2023’ten bu yana enflasyonu, faizi ben mi arttırdım?” diye isyan ediyor. Patagonya’da hiçbir iyilik cezasız kalmaz. Birinci ağızdan, Patagonya’da yaşanmış bir olayı anlatayım; ABD’de yaşayan Patagonyalı abi-kardeş yüksek teknoloji sektöründe sayılı firmalardan birini sıfırdan kurup geliştirir. Dünya çapında pazar payına sahip olurlar. Ürünleri de çeşitli ülkelerde fason ürettirirler. Memleket sevdası kâr amacının önüne geçer ve Patagonya’da üretim yapmaya karar verirler. Başkentin uzak kasabalarından birinde, 15 mühendisle 25 çalışanlı bir fabrika kurarlar.

Üretimin tamamını dünyanın dört bir yanına ihraç ederler. Bulundukları kasabaya istihdam, yan sanayi ve refah artışı sağlamışlardır. Fabrikayı büyütüp, yeni makinalar sipariş ederler. Vergi ve KDV muafiyeti için de Teşvik Belgesi’ne müracaat ederler. Ederler etmesine de bürokrasiye boğulur, işin içinden çıkamazlar. Süreç uzadıkça uzar. Çünkü mevzuat değişmiş, muafiyet için istenen beş basamaklı süreç başlamıştır.

Bir hata yapıp, teşvik belgesinden önce makinaları sipariş etmiş olurlar. Bürokrasinin kelime manası gereği zaman durur. Bu arada gelen makinaların ardiyesi, demorajı ve alınan işçilerin maaş ve sigortası çalışmaya devam eder.

Sonunda makinaları kurup çalıştırırlar. Hammadde girdilerinden dolayı yüklüce bir KDV alacakları olur. Onlarda SGK primlerine mahsup etmek isterler. Hop, burada da karşılarına aylarca süren inceleme, kontrol, suçlu muamelesi çıkar. Bu arada SGK mahsubunu beklerken, primler ödenmediği gerekçesiyle faiz yükünü de bir haciz ihbarı ile öğreniverirler. Suçları ihracatçı olmak, memleketlerine istihdam sağlamaktır. O halde cezalarını çekeceklerdir!

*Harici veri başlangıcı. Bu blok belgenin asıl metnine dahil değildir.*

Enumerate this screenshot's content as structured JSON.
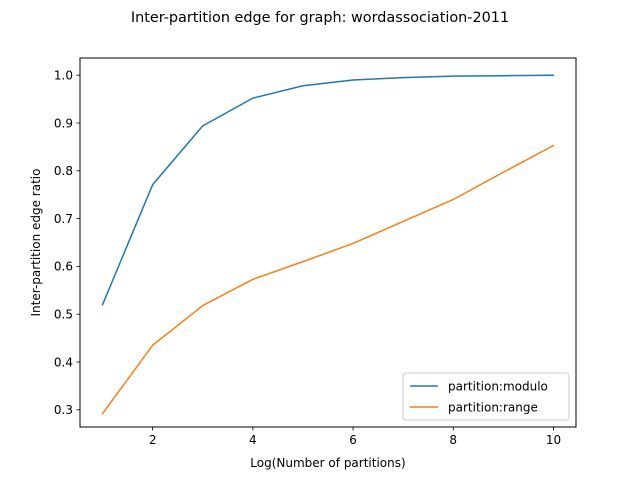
{
  "figure": {
    "title": "Inter-partition edge for graph: wordassociation-2011"
  },
  "chart_data": {
    "type": "line",
    "title": "Inter-partition edge for graph: wordassociation-2011",
    "xlabel": "Log(Number of partitions)",
    "ylabel": "Inter-partition edge ratio",
    "xlim": [
      0.55,
      10.45
    ],
    "ylim": [
      0.264,
      1.036
    ],
    "xticks": [
      2,
      4,
      6,
      8,
      10
    ],
    "yticks": [
      0.3,
      0.4,
      0.5,
      0.6,
      0.7,
      0.8,
      0.9,
      1.0
    ],
    "xtick_labels": [
      "2",
      "4",
      "6",
      "8",
      "10"
    ],
    "ytick_labels": [
      "0.3",
      "0.4",
      "0.5",
      "0.6",
      "0.7",
      "0.8",
      "0.9",
      "1.0"
    ],
    "grid": false,
    "legend_position": "lower-right",
    "x": [
      1,
      2,
      3,
      4,
      5,
      6,
      7,
      8,
      9,
      10
    ],
    "series": [
      {
        "name": "partition:modulo",
        "color": "#1f77b4",
        "values": [
          0.52,
          0.771,
          0.894,
          0.952,
          0.978,
          0.99,
          0.995,
          0.998,
          0.999,
          1.0
        ]
      },
      {
        "name": "partition:range",
        "color": "#ff7f0e",
        "values": [
          0.292,
          0.435,
          0.518,
          0.573,
          0.61,
          0.648,
          0.694,
          0.74,
          0.797,
          0.853
        ]
      }
    ]
  }
}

Sonunda pes eden idealist Patagonyalılar bir ihracat müşterisi ziyareti için Çin’in Wuhan şehrine gittiklerinde oranın ticaret odası ile yaptıkları bir görüşmede biraz da yukardaki durumlardan serzenişte bulunurlar. Ertesi gün kendilerini Wuhan Belediye Başkanının odasında bulurlar. Başkan; büyük bir nezaketle kendilerine üretim için arazi, teşvik, kredi, muafiyet, personel desteği ve hazır fabrika vermek istediklerini söyler, bir de her türlü bürokrasiyi aşma sözü verir.

Patagonyalı gençler halen düşünme aşamasında, ama bu arada benim çevremde en az 10 sanayici son iki yılda fabrikasını Mısır, Bulgaristan ve Romanya ya taşıdı bile.